Yesterday I received a mail message from a Debian user called Ekrem Erdem about my previous post, proposing a different partitioning schema that I found interesting.
The basic idea is to swap the order of the technologies, that is, use LVM on top of an encrypted partition instead of encrypting logical volumes.
I never thought about this schema because I always use LVM on servers and that is one of the fist things I setup (just after software RAID-1, if the machine has two hard drives); when I was evaluating how to setup my system for encryption I started with the LVM setup and never looked back.
The advantage of this setup is that there is only one pass phrase (the one used
to unlock the encrypted partition, sda4
in my case), eliminating the need of
derived keys (i. e. my swap setup) or key files (I use them to mount snapshots
of the encrypted partition non interactively).
On the negative side I believe that this setup looses some flexibility:
On my original model crypted and unencrypted partitions can coexist on the same volume group, while the new setup requires a different volume group for unencrypted volumes.

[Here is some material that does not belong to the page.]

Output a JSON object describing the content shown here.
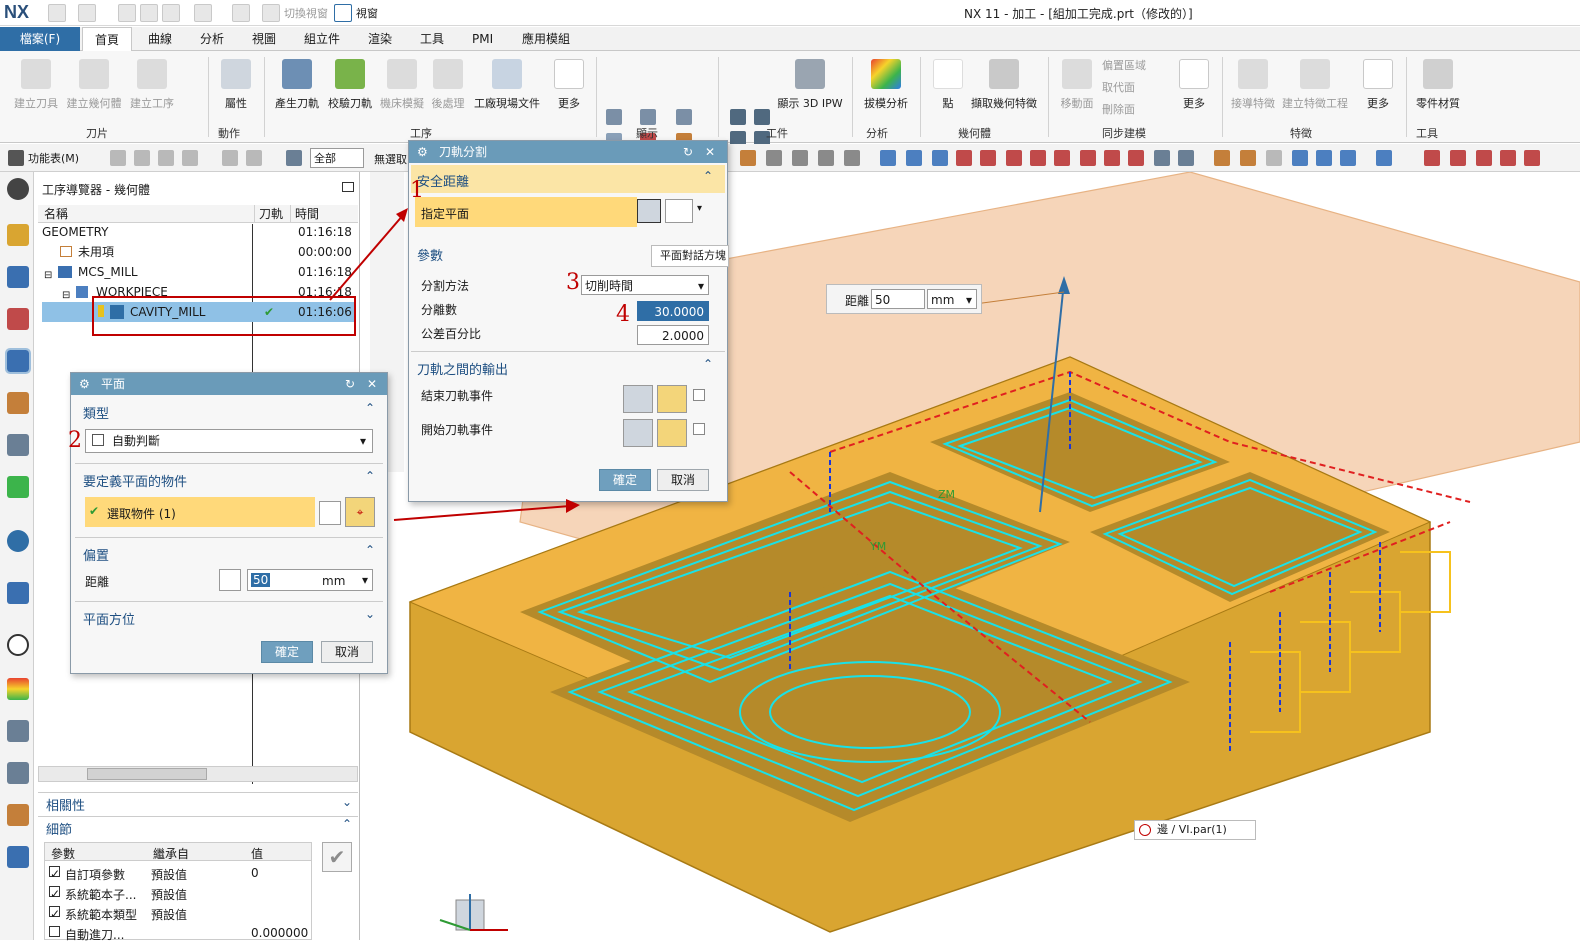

If the user wants to have multiple partitions each one can use a different pass phrase or key file.
If a logical volume is expanded through multiple physical volumes the new setup requires a key for each physical volume, while the original setup only needs one key.
Anyway if the plan is to encrypt all the file systems on a laptop the proposed setup is simpler and, IMHO, as safe as my configuration (remember that my keys are related).
I'm not going to change my setup now (it works great), but I'll probably try this one in the future if I need an encrypted setup on a different machine.